Jay Roy, CEO of AWPRx a developer of pharmacy benefit software for workers compensation cases, is using the product to help AWPRx move the data in a 10-year-old Oracle Java application to Salesforce. The AWPRx software provides information to more than 60,000 pharmacies, as well as to claims adjusters, Roy says. "Jitterbit helps us move our data back and forth, in real time, between clients, us and pharmacies," he says. Previously, the company had used software from Cast Iron Systems, but while that worked fine on a local-area network, AWPRx was moving to the cloud full-time and the Cast Iron product wouldn't work, Roy adds.
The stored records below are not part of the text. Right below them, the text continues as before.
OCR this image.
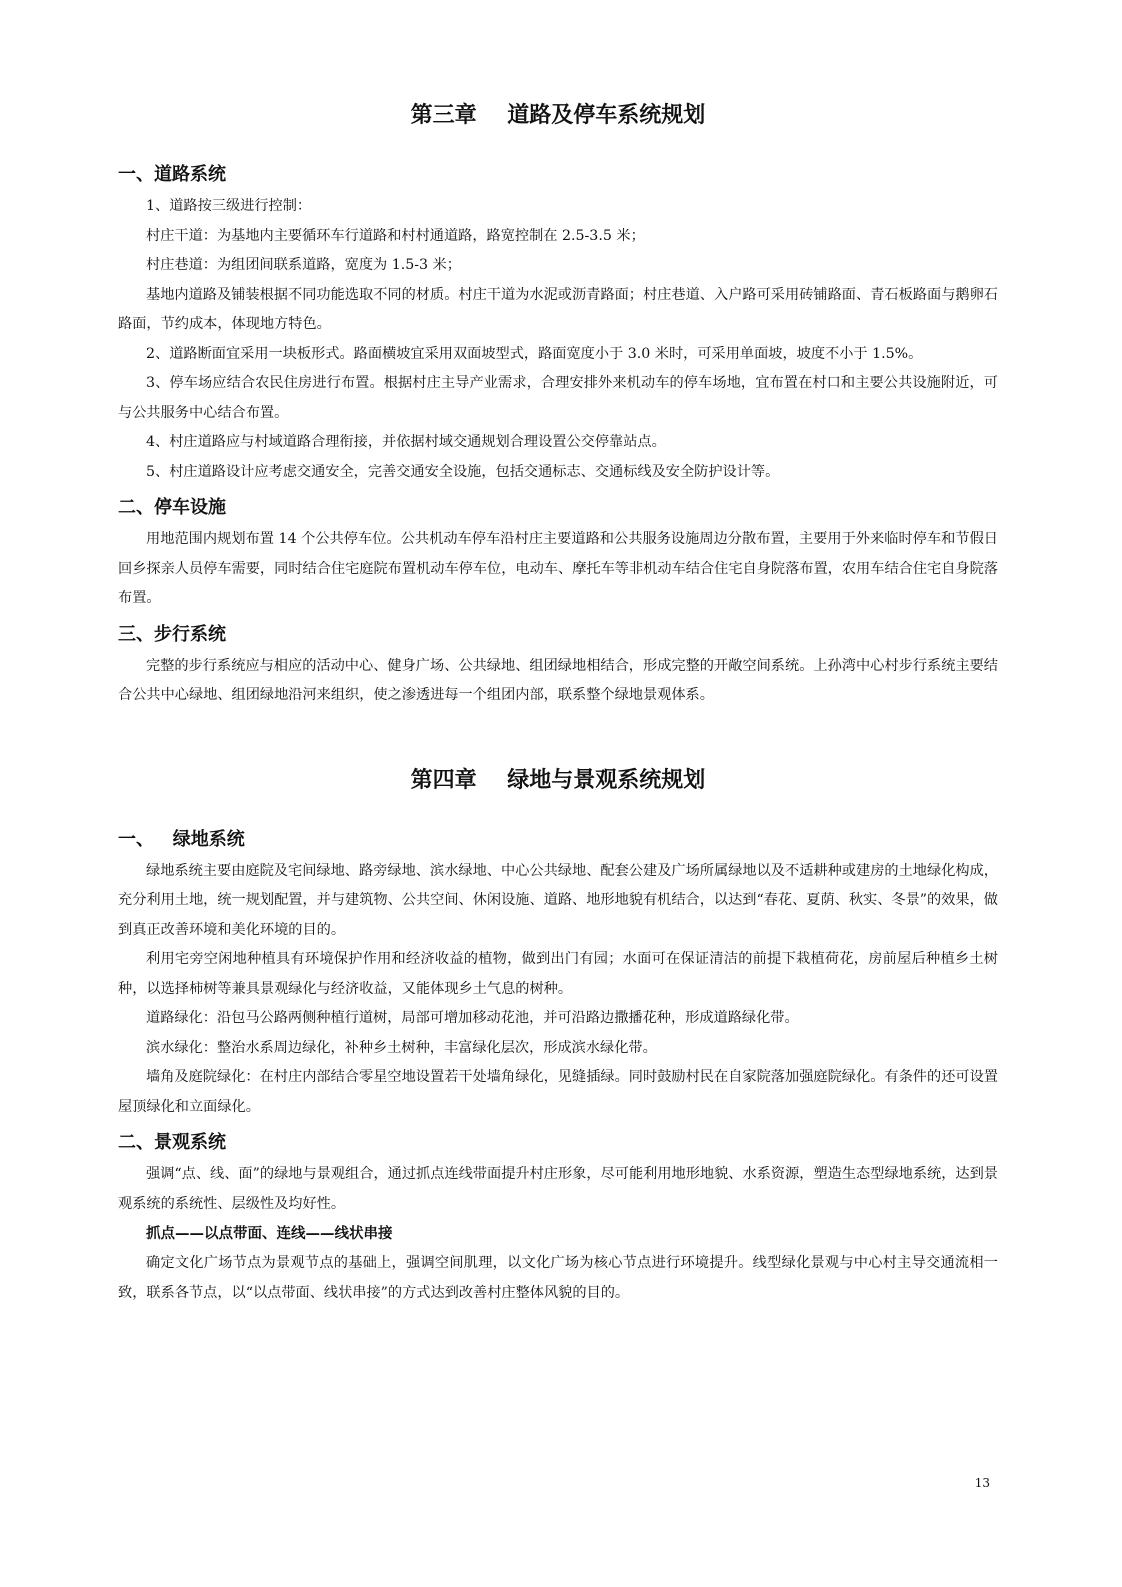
第三章    道路及停车系统规划
一、道路系统

1、道路按三级进行控制：

村庄干道：为基地内主要循环车行道路和村村通道路，路宽控制在 2.5-3.5 米；

村庄巷道：为组团间联系道路，宽度为 1.5-3 米；

基地内道路及铺装根据不同功能选取不同的材质。村庄干道为水泥或沥青路面；村庄巷道、入户路可采用砖铺路面、青石板路面与鹅卵石路面，节约成本，体现地方特色。

2、道路断面宜采用一块板形式。路面横坡宜采用双面坡型式，路面宽度小于 3.0 米时，可采用单面坡，坡度不小于 1.5%。

3、停车场应结合农民住房进行布置。根据村庄主导产业需求，合理安排外来机动车的停车场地，宜布置在村口和主要公共设施附近，可与公共服务中心结合布置。

4、村庄道路应与村域道路合理衔接，并依据村域交通规划合理设置公交停靠站点。

5、村庄道路设计应考虑交通安全，完善交通安全设施，包括交通标志、交通标线及安全防护设计等。

二、停车设施

用地范围内规划布置 14 个公共停车位。公共机动车停车沿村庄主要道路和公共服务设施周边分散布置，主要用于外来临时停车和节假日回乡探亲人员停车需要，同时结合住宅庭院布置机动车停车位，电动车、摩托车等非机动车结合住宅自身院落布置，农用车结合住宅自身院落布置。

三、步行系统

完整的步行系统应与相应的活动中心、健身广场、公共绿地、组团绿地相结合，形成完整的开敞空间系统。上孙湾中心村步行系统主要结合公共中心绿地、组团绿地沿河来组织，使之渗透进每一个组团内部，联系整个绿地景观体系。

第四章    绿地与景观系统规划
一、   绿地系统

绿地系统主要由庭院及宅间绿地、路旁绿地、滨水绿地、中心公共绿地、配套公建及广场所属绿地以及不适耕种或建房的土地绿化构成，充分利用土地，统一规划配置，并与建筑物、公共空间、休闲设施、道路、地形地貌有机结合，以达到“春花、夏荫、秋实、冬景”的效果，做到真正改善环境和美化环境的目的。

利用宅旁空闲地种植具有环境保护作用和经济收益的植物，做到出门有园；水面可在保证清洁的前提下栽植荷花，房前屋后种植乡土树种，以选择柿树等兼具景观绿化与经济收益，又能体现乡土气息的树种。

道路绿化：沿包马公路两侧种植行道树，局部可增加移动花池，并可沿路边撒播花种，形成道路绿化带。

滨水绿化：整治水系周边绿化，补种乡土树种，丰富绿化层次，形成滨水绿化带。

墙角及庭院绿化：在村庄内部结合零星空地设置若干处墙角绿化，见缝插绿。同时鼓励村民在自家院落加强庭院绿化。有条件的还可设置屋顶绿化和立面绿化。

二、景观系统

强调“点、线、面”的绿地与景观组合，通过抓点连线带面提升村庄形象，尽可能利用地形地貌、水系资源，塑造生态型绿地系统，达到景观系统的系统性、层级性及均好性。

抓点——以点带面、连线——线状串接

确定文化广场节点为景观节点的基础上，强调空间肌理，以文化广场为核心节点进行环境提升。线型绿化景观与中心村主导交通流相一致，联系各节点，以“以点带面、线状串接”的方式达到改善村庄整体风貌的目的。

13
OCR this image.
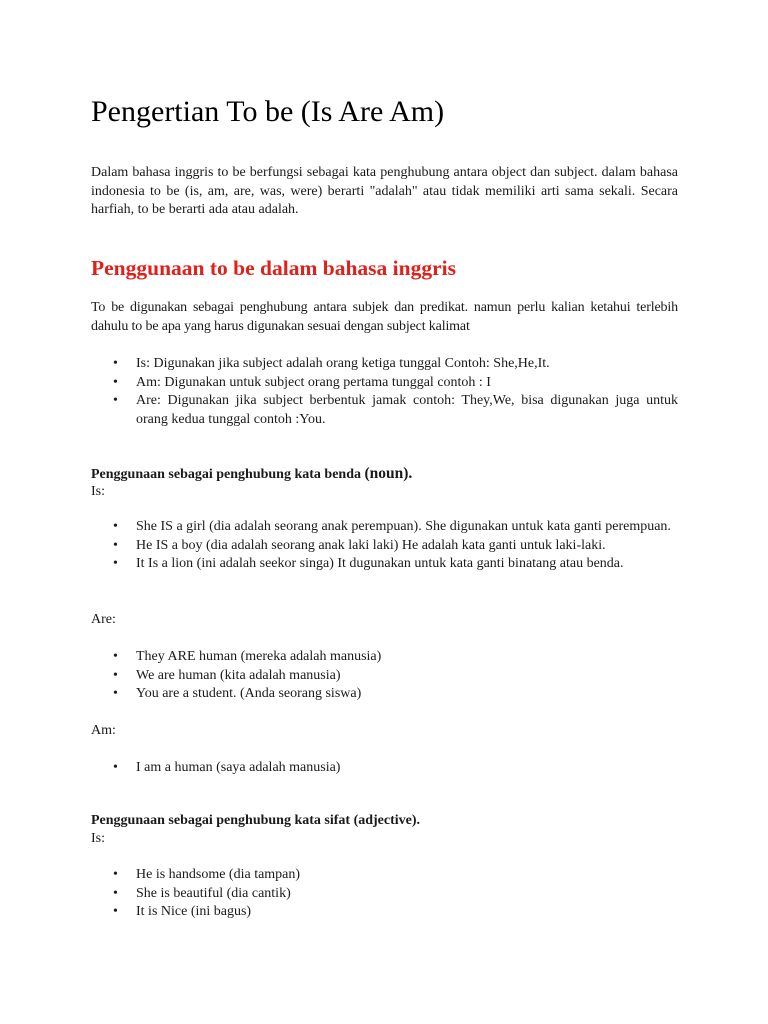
Pengertian To be (Is Are Am)

Dalam bahasa inggris to be berfungsi sebagai kata penghubung antara object dan subject. dalam bahasa indonesia to be (is, am, are, was, were) berarti "adalah" atau tidak memiliki arti sama sekali. Secara harfiah, to be berarti ada atau adalah.

Penggunaan to be dalam bahasa inggris

To be digunakan sebagai penghubung antara subjek dan predikat. namun perlu kalian ketahui terlebih dahulu to be apa yang harus digunakan sesuai dengan subject kalimat

• Is: Digunakan jika subject adalah orang ketiga tunggal Contoh: She,He,It.
• Am: Digunakan untuk subject orang pertama tunggal contoh : I
• Are: Digunakan jika subject berbentuk jamak contoh: They,We, bisa digunakan juga untuk orang kedua tunggal contoh :You.

Penggunaan sebagai penghubung kata benda (noun).

Is:

• She IS a girl (dia adalah seorang anak perempuan). She digunakan untuk kata ganti perempuan.
• He IS a boy (dia adalah seorang anak laki laki) He adalah kata ganti untuk laki-laki.
• It Is a lion (ini adalah seekor singa) It dugunakan untuk kata ganti binatang atau benda.

Are:

• They ARE human (mereka adalah manusia)
• We are human (kita adalah manusia)
• You are a student. (Anda seorang siswa)

Am:

• I am a human (saya adalah manusia)

Penggunaan sebagai penghubung kata sifat (adjective).

Is:

• He is handsome (dia tampan)
• She is beautiful (dia cantik)
• It is Nice (ini bagus)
The relational database populated with Salesforce data is typically provisioned within three to four hours, "unless it's gargantuan," says Ilan Sehayek, CTO for Jitterbit. It is particularly useful for organizations that want to tie multiple objects together in a many-to-many relationship, for which Salesforce's limited query language is unsuitable, and to give users access to a large amount of unchanging archived data without having to pay Salesforce's high storage charges. The application takes advantage of a functionality called Jitterpak, or reusable integration templates, which can be shared between deployments.

The Jitterbit application is a useful mechanism for permitting easier data integration and simplifing data synchronization to cloud-based warehouses as organizations become more reliant on cloud-oriented services such as Salesforce, says Jeffrey Kaplan, managing director of THINKstrategies, a Massachusetts consultancy.